Interference metrics to determine the impact of waveforms on receivers is
needed to provide a quantitative method to limit and/or eliminate interference.
Multiple mechanisms are employed to insure security operation of a cognitive
radio: equipment authorization, software certification, and in situ monitoring of
a transmitter. Equipment authorization and software certification become more
impractical as the number of operations and/or software states grows exponentially. In situ monitoring is a developing technology.
Finally, this chapter provided a short tutorial as to the relevant regulatory roles with
cognitive radios:
●
●
●
●
US spectrum policy agencies are the NTIA and the FCC.
Four basic geometries determine the type of technical and economic issues
that are addressed in communications policy: (1) fixed transmitter, mobile
receiver(s); (2) fixed transmitter, fixed receiver(s); (3) mobile transmitter,
mobile receiver(s); and (4) mobile transmitter, fixed receiver(s).

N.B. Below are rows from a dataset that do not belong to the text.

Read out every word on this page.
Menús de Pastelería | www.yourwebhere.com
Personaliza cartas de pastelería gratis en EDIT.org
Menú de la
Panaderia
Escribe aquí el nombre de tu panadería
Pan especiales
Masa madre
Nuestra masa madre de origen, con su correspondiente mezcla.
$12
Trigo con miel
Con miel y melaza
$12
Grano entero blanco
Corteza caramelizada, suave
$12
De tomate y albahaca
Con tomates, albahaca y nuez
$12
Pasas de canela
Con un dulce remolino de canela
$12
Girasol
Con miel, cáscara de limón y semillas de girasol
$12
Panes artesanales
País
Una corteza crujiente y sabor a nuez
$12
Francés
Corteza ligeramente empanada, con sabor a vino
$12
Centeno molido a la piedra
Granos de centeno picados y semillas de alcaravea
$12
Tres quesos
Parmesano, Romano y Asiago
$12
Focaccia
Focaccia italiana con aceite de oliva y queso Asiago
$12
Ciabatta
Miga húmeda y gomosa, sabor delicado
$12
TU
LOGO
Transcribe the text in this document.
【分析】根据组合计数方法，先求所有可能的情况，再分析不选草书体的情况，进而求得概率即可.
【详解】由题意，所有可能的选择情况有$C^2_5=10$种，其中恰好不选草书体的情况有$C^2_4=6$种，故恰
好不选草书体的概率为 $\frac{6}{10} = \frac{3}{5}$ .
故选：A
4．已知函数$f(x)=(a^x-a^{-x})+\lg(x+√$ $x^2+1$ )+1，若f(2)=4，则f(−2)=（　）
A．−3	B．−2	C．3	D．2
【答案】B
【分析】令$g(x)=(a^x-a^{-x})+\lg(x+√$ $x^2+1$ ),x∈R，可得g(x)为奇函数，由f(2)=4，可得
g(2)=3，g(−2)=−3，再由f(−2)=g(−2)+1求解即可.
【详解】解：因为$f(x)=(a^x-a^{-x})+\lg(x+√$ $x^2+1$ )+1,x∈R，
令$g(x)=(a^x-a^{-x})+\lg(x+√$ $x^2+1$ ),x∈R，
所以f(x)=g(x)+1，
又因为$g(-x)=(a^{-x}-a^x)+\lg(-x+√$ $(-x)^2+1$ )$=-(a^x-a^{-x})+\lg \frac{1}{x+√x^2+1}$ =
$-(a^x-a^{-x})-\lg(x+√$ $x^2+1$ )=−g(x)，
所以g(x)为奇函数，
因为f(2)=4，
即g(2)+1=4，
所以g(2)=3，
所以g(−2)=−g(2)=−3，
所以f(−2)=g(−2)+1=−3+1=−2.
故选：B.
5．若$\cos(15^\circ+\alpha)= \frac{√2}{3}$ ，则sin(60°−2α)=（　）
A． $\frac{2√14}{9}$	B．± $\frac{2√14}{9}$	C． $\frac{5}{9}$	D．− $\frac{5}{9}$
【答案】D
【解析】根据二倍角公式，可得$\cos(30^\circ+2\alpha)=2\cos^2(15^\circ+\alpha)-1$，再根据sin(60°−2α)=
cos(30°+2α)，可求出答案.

Spectrum management policies can be selected to optimize system and network
performance given current spectrum activity and interference properties in
space and time.
Significant global interest in cognitive radio technology and policy exists, including Japan, New Zealand, Australia, Canada, the United States, the International
Telecommunications Union, India, the United Kingdom, and the European Union.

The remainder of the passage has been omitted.